A new postdoc here, Punyaslok Purkayastha, pointed out to me a Probability Surveys paper by Robin Pemantle on random processes with reinforcement, and I’ve been reading through it in spare moments (usually on the bus). I have had a problem knocking about my head that is related (Ram Rajagopal and I thought we could do in our spare time but we never managed to find enough time to work on it). All this stuff is pretty well-known already, but I thought it was a nice story.

A Polya urn process starts by taking an urn with R_0 = a red balls and B_0 = b black balls at time 0. For each time t \ge 1, draw a ball uniformly from the balls in the urn and then replace it together with another ball of the same color. Let X_n be the sequence of colors that you draw, where red is 0 and black is 1. So with probability R_n / (R_n + B_n) we have X_n = 0. The urn is updated according to R_{n+1} = R_n + 1(X_n = 0) and B_{n+1} = B_n + 1(X_n = 1).`

To figure out the asymptotic behavior of this process, just note that the sequence of colors is exchangeable. If x_1^n has k 1’s in it, then

\mathbb{P}(X_0^{n} = x_0^n) = \frac{ \prod_{i = 0}^{k-1} (a + i) \prod_{i=0}^{n-k-1} (b + i)}{ \prod_{i=0}^{n-1} (a + b + i) }

From this it is clear that the probability of seeing $x_1^n$ only depends on its type (empirical distribution, for non-information theorists). Since the sequence is exchangeable, de Finetti’s Theorem shows that the fraction of red balls W_n = R_n/(R_n + B_n) converges almost surely to a random variable W, and the limit of the formula above shows that the limit is a beta distribution with parameters (a,b):

f_W(w) = \frac{\Gamma(a+b)}{\Gamma(a) \Gamma(b)} w^{a-1} (1 - w)^{b-1}

A more general process is the Friedman urn process, in which you add \alpha balls of the same color you drew and \beta balls of the opposite color. If \alpha > \beta > 0 then Freedman (different spelling, different guy) showed that the proportion of red balls tends almost surely to 1/2. This happens because the evolution ends up looking like a symmetric two-state Markov chain, which has (1/2, 1/2) as its stationary distribution. Note here that the limiting fraction is almost surely constant, as opposed to there being a limiting distribution, as in the Polya process.

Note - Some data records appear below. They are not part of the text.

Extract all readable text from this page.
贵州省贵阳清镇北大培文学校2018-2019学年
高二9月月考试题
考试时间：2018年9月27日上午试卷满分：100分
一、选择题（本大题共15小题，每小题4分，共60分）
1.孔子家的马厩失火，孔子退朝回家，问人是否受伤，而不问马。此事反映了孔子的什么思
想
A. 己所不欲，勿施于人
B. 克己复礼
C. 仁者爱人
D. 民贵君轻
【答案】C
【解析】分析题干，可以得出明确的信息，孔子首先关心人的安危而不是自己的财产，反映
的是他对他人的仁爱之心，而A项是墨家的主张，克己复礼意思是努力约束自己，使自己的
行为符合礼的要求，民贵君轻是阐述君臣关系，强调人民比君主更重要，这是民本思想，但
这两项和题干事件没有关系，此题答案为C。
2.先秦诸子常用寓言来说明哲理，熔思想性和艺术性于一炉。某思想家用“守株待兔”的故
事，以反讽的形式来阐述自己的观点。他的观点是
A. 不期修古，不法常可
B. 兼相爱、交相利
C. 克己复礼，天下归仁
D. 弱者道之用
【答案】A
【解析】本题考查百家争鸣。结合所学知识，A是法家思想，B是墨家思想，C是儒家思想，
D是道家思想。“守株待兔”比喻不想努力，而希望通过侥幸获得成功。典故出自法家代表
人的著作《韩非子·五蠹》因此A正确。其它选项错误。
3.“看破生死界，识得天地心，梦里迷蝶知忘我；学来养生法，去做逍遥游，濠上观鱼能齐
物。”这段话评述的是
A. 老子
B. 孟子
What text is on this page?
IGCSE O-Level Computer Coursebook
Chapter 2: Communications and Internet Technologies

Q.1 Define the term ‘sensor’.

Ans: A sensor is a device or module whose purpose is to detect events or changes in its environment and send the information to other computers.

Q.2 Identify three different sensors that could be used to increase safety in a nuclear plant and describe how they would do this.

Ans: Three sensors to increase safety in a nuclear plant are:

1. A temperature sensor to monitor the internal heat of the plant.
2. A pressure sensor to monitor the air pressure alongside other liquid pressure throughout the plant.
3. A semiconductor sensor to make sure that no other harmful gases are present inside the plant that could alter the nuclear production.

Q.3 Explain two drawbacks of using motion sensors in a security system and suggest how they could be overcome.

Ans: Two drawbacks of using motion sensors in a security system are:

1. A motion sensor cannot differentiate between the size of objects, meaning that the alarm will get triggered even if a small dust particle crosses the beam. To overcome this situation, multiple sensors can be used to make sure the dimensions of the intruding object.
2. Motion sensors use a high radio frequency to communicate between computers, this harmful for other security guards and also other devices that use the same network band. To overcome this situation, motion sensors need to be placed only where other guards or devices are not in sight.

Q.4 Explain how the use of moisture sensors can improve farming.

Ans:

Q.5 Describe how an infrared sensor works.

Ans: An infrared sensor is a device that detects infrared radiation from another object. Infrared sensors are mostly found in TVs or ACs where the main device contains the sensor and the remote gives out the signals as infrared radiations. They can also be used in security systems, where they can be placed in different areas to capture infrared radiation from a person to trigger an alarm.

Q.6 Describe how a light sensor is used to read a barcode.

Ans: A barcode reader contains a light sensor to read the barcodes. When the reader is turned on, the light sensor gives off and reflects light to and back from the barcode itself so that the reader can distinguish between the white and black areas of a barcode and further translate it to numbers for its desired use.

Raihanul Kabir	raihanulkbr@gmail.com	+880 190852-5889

Let’s look at a special case where instead of adding a ball of the same color that you drew, you only add a ball of the opposite color (which is a Friedman process with parameters (0,1)). Freedman’s result doesn’t apply here, but Kingman has a nice paper (which I am reading now) relating this process to a third process: the OK Corral process.

In the OK Corral process, say we start with (c,d) good and bad cowboys. We choose one cowboy uniformly at random and then he kills a cowboy on the opposite side. This process continues until one side has all been shot. This process is precisely the time reversal of the special Friedman urn process above. If we let S_N denote the number of surviving cowboys after the process terminates when we start with (N,N), Kingman proves that

V_N = \frac{3S_N^4}{2N^3}

converges to a gamma distribution with parameter 1/2:

f_V(v) = v^{-1/2} e^{-v}/\Gamma(1/2)

The weird thing about this is that the scaling is N^{3/4} to get an asymptotic distribution.

Kingman and Volkov extend the analysis by embedding the urns into birth processes, which is another technique for balls-into-bins with feedback of urns with reinforcement. But that’s another story for another time (but maybe not another blog post, this one took a bit longer than I expected).